Scientists previously thought these dust particles were just mere nuisances that interfered with their accurate measurements of star distances. However, these tiny cosmic flecks have proven to be valuable sources of information regarding the formation of galaxies, molecular clouds, and planets.

These cosmic flecks form in stars and are blasted into space during explosive supernova events. As they travel through the space between stars, they carry with them a treasure trove of information about the formation processes of their stars, as well as other phenomena that they encounter along the way.

“These dust particles were born in supernova explosions; most of them have been altered as they traveled in interstellar space, but they’re still the closest material we have for understanding the original building blocks of the solar system,” said Mihály Horányi, principal investigator for IDEX and a professor in LASP and the Department of Physics at CU Boulder. “Detecting and analyzing them in space opens a new window to the universe.”

Capturing these interstellar dust particles is not easy, as they are so rare and incredibly tiny. In fact, some of them may only measure a few millionths of an inch wide. They also tend to travel at extremely high speeds, sometimes exceeding 100,000 mph (160,000 km/h), making it challenging for scientists to study them in depth.

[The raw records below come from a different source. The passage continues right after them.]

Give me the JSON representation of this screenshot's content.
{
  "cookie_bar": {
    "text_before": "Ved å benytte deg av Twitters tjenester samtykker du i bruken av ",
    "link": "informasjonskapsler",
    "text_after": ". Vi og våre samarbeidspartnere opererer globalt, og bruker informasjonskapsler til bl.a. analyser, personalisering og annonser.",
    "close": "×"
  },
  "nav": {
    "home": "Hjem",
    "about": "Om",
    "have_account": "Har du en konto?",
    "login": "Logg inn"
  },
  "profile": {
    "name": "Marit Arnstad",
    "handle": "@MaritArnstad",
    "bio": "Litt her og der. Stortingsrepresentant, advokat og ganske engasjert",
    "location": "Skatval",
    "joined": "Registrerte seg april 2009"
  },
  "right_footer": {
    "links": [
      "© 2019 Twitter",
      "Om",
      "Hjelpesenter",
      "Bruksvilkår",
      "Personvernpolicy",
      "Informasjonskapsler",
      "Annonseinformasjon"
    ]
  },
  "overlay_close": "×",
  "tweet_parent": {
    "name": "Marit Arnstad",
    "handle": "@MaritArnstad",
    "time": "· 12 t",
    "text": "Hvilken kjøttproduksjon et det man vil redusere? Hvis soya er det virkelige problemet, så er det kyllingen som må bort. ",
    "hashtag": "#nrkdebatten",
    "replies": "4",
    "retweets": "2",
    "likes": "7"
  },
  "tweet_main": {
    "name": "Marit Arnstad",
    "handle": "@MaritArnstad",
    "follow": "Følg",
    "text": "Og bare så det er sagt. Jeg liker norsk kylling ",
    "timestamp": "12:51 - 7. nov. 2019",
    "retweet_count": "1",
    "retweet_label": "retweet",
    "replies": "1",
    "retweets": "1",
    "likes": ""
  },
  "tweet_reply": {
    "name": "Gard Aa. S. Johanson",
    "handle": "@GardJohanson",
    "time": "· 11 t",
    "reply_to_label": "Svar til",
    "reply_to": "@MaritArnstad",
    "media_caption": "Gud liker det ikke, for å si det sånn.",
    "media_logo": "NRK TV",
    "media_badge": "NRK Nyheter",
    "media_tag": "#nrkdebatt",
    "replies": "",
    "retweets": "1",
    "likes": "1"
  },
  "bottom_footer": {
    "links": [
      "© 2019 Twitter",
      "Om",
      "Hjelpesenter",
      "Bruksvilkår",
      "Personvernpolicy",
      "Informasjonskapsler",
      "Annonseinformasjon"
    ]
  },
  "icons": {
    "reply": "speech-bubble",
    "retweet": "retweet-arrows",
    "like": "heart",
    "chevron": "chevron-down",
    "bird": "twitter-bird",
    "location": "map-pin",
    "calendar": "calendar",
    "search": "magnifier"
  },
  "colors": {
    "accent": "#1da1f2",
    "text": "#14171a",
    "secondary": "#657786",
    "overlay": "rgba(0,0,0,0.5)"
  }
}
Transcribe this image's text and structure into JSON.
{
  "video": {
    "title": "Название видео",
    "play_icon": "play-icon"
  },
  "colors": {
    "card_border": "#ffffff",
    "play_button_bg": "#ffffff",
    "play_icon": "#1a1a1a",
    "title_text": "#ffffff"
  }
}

“The main challenge with IDEX has been what engineers call ‘dynamic range,'” Tucker said in a statement. “We’ve got to take both really fast and large particles and smaller and slower particles and measure them with the same instrument.”

The IDEX is slated to launch in spring 2025 and will be heading towards Lagrange Point 1, which is located at a distance of about 1 million miles (1.6 million km) from Earth. Once it reaches its destination, the IDEX will open its 20-inch-wide (51 centimeters) aperture to capture dust particles that are moving at high speeds.

As these grains crash into the back of IDEX, they will vaporize into “a cloud of ions” that the instrument will then analyze. It will record how fast these particles are traveling and from where and what they’re made of.

Since these grains are spread so thin in our solar system, scientists say the instrument may only collect a few hundred of them during its operational lifetime.

IDEX, along with a plaque engraved with the names of at least 87 team members, was loaded onto a delivery truck last week. The science instrument and plaque are headed to the Johns Hopkins University Applied Physics Laboratory in Maryland, where they will be installed on board the IMAP spacecraft. The mission’s launch is scheduled between April and May next year.